Kalau dipikir ulang, keberangkatanku ke Kepulauan Riau terbilang keputusan yang cukup nekat dan memaksakan kehendak. Selain tidak mempunyai cukup uang saku, aku juga masih belum mendapatkan penghasilan pengganti. Lebih tepatnya, aku adalah seorang pengangguran.
Sofa panjang dekat jendela kamar menjadi tempat favoritku akhir-akhir ini. Kugapai kembali ponsel di atas nakas untuk mengecek saldo tabungan. Saldo tabungan utamaku memang sudah kosong, bahkan minus. Namun, aku masih ingat ada uang yang tersisa di tabungan kedua. Mungkin sekitar seratus ribu sekian rupiah.
Dahiku berkerut saat layar ponsel menunjukkan saldo tabungan yang jumlahnya melebihi ekspektasi. Dua juta seratus ribu sekian rupiah. Aku buru-buru mengecek riwayat mutasi untuk mengetahui dari mana uang ini berasal. Ternyata, Kakek yang mengirimkan uang ini sehari sebelum meninggal.
Terdapat catatan pemberitahuan yang bertuliskan “modal usaha” ditulis dengan huruf kapital. Tulisan itu cukup memberiku sebuah alasan. Uang ini memang tidak cukup untuk melunasi semua hutangku. Setidaknya, aku bisa memakainya untuk memulai lagi bisnisku.
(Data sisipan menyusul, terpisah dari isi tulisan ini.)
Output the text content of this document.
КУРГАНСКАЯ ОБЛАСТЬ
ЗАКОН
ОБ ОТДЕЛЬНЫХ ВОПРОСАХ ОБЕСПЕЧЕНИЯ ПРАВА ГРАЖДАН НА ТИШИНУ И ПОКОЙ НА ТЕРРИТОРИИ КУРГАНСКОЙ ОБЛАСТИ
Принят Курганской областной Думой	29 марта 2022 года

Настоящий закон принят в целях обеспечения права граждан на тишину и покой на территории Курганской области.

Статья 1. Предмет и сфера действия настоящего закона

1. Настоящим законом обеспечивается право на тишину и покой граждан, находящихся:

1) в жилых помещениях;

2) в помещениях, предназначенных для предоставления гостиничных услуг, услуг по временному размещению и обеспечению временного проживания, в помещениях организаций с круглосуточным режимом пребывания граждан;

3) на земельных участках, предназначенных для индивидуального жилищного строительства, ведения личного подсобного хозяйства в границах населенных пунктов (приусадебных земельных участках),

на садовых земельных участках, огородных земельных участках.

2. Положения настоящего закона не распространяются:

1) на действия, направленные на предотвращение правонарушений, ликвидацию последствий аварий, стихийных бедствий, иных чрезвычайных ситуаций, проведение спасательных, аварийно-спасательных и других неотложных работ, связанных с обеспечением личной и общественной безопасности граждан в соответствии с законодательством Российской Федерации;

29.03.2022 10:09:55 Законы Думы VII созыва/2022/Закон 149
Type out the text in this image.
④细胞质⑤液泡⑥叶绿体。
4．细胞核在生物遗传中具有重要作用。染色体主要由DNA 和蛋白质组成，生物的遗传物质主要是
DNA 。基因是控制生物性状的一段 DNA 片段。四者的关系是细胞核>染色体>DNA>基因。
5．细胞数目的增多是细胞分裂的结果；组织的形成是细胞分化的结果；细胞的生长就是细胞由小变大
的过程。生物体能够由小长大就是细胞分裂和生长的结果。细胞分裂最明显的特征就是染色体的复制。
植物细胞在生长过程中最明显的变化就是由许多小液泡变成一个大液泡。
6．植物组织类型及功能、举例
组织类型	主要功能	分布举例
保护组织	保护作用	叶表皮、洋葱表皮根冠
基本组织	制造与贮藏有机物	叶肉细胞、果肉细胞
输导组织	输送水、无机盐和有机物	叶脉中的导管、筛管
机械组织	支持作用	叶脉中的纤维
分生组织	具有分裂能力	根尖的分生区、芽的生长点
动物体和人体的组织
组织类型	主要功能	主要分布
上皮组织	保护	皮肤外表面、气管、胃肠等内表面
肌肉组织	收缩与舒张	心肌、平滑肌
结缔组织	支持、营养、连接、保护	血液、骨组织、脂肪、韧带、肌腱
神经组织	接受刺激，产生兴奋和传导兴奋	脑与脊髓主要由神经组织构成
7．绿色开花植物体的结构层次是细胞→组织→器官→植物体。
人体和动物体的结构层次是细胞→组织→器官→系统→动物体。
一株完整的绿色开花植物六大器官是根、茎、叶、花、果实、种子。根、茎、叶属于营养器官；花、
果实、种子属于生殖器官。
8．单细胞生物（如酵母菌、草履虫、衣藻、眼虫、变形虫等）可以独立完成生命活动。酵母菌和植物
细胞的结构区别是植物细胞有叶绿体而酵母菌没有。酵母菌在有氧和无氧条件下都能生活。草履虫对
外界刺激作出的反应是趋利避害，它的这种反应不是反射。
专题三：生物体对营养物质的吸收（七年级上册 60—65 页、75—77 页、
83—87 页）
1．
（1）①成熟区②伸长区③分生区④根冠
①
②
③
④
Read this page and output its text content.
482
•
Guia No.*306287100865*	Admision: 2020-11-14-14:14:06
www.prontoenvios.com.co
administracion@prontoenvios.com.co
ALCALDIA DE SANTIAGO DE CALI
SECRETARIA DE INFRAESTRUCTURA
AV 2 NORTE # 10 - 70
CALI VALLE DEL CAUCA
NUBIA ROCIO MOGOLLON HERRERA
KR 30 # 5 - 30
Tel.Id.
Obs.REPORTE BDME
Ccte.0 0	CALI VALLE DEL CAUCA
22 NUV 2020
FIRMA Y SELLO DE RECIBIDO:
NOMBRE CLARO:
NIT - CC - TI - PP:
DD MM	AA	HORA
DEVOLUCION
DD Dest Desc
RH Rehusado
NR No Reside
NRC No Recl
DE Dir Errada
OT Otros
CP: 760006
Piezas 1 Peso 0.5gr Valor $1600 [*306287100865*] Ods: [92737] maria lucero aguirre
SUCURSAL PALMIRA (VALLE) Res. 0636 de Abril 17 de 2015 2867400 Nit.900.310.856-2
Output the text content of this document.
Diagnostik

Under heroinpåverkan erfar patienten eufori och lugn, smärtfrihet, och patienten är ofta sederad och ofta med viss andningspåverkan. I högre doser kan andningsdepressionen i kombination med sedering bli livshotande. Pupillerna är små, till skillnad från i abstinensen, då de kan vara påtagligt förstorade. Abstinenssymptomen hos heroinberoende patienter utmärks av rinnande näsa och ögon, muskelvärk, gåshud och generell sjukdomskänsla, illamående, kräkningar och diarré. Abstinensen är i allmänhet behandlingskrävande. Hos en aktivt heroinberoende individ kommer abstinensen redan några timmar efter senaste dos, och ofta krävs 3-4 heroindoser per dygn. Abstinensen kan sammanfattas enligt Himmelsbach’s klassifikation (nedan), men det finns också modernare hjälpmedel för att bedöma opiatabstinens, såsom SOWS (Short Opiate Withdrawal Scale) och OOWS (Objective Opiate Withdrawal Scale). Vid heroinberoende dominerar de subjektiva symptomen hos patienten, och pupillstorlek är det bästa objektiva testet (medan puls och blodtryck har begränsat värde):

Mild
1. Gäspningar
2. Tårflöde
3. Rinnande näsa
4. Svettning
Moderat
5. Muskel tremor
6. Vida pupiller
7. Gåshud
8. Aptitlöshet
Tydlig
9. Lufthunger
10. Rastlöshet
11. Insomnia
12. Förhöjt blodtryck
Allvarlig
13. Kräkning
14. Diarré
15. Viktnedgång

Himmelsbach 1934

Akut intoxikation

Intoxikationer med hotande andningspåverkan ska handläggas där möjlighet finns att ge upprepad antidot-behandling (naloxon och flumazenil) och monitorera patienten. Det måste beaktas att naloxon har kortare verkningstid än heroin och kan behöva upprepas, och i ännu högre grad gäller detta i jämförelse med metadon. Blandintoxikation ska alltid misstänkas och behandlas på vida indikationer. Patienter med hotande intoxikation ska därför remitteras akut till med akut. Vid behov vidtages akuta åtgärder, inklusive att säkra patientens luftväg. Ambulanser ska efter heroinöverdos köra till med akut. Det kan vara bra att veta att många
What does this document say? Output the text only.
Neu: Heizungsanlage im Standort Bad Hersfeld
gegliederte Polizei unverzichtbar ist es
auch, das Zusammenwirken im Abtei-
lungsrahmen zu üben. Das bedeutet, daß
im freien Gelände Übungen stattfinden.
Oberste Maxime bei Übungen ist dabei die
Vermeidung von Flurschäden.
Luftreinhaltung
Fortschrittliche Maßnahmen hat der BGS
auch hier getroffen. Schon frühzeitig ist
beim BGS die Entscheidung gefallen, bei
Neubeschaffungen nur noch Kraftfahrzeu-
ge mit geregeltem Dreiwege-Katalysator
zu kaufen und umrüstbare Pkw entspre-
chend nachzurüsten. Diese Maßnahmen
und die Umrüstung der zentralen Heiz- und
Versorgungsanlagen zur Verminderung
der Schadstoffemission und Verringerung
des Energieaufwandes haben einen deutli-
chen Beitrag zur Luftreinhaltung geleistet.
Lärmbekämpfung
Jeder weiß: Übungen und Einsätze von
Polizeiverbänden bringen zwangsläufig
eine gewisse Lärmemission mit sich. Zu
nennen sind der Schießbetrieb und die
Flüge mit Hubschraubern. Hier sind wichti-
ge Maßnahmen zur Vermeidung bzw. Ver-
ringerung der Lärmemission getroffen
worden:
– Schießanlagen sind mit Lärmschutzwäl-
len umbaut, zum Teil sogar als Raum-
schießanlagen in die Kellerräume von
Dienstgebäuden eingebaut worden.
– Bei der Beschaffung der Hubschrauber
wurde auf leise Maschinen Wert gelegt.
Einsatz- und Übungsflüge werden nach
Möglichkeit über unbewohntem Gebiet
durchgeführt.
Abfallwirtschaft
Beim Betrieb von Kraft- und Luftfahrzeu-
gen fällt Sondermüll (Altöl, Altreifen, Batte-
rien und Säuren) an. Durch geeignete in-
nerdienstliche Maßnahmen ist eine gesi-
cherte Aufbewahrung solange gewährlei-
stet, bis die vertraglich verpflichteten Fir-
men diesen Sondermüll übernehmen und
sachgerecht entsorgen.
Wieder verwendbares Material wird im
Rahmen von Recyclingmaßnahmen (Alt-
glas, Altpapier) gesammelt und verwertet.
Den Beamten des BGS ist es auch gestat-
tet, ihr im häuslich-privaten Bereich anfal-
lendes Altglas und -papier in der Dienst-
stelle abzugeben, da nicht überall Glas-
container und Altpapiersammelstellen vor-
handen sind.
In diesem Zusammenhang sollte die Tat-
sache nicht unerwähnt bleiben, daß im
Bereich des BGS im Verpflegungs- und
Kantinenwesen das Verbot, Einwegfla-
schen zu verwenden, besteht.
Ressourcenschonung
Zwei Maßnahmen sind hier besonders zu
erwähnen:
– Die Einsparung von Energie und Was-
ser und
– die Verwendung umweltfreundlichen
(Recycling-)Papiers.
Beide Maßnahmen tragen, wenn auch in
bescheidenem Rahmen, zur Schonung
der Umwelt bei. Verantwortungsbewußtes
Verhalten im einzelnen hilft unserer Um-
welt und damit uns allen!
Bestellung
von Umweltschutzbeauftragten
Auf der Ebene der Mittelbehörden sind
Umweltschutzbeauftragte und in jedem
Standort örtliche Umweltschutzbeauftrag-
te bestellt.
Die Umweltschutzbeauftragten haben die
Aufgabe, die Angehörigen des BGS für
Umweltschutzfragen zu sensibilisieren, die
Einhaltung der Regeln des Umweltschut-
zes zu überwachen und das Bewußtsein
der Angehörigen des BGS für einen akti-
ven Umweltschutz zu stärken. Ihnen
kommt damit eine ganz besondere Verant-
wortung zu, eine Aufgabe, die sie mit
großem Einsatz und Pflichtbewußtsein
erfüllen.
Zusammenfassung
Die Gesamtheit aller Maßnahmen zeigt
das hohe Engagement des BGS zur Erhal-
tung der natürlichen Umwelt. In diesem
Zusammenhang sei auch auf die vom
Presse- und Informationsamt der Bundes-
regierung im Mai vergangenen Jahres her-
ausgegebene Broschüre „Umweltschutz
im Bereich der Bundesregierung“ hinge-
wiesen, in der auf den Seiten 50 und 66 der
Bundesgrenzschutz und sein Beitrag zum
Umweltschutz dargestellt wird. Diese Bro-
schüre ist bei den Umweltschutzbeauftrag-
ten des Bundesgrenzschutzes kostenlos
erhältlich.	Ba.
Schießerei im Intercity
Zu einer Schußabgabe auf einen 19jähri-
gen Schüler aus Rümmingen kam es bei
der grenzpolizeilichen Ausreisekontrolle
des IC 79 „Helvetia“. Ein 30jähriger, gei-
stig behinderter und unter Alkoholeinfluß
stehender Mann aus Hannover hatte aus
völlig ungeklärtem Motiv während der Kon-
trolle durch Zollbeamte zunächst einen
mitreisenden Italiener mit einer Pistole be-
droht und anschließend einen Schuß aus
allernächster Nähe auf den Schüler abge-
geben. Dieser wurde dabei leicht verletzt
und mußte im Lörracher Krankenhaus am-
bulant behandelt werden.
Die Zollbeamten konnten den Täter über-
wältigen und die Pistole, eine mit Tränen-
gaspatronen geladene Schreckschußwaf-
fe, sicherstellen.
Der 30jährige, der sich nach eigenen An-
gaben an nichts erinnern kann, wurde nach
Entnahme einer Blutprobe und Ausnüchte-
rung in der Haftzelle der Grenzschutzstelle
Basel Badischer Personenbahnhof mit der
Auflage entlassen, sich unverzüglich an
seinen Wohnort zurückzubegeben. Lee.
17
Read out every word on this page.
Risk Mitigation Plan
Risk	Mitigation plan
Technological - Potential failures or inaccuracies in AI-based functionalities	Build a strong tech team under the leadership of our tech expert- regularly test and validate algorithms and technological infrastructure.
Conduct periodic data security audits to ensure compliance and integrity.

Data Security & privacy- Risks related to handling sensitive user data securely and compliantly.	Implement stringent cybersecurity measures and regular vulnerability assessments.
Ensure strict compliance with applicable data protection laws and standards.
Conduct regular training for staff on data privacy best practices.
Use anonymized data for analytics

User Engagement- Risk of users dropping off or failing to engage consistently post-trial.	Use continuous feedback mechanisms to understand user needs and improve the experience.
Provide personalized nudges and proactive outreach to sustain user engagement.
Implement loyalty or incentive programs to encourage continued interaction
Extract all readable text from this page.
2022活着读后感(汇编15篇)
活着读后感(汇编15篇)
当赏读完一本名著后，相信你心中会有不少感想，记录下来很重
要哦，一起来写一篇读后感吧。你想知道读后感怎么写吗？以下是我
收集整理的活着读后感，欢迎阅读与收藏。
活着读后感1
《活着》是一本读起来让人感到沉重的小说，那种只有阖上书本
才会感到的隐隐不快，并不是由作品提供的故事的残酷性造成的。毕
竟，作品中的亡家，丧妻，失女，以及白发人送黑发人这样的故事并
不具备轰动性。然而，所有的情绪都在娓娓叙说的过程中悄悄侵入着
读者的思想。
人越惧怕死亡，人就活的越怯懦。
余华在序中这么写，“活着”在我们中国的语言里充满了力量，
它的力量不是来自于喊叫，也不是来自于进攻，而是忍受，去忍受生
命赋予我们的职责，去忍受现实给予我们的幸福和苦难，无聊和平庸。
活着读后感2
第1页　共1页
Masalahnya, aku masih belum mempunyai cukup tenaga dan semangat untuk memulai semuanya dari awal. Uang ini kupakai untuk uang sakuku ke Kepulauan Riau saja.
Untung saja, bulan ini, aku sudah membayar cicilan hutang ke Koko Atong dari hasil menjual kamera kesayanganku. Kamera itu masih baru. Aku membelinya sekitar tiga bulan lalu, hanya lantaran ingin memperbarui koleksi kamera saja. Namun, terpaksa kujual. Kamera itu bukan lagi barang penting untuk saat ini.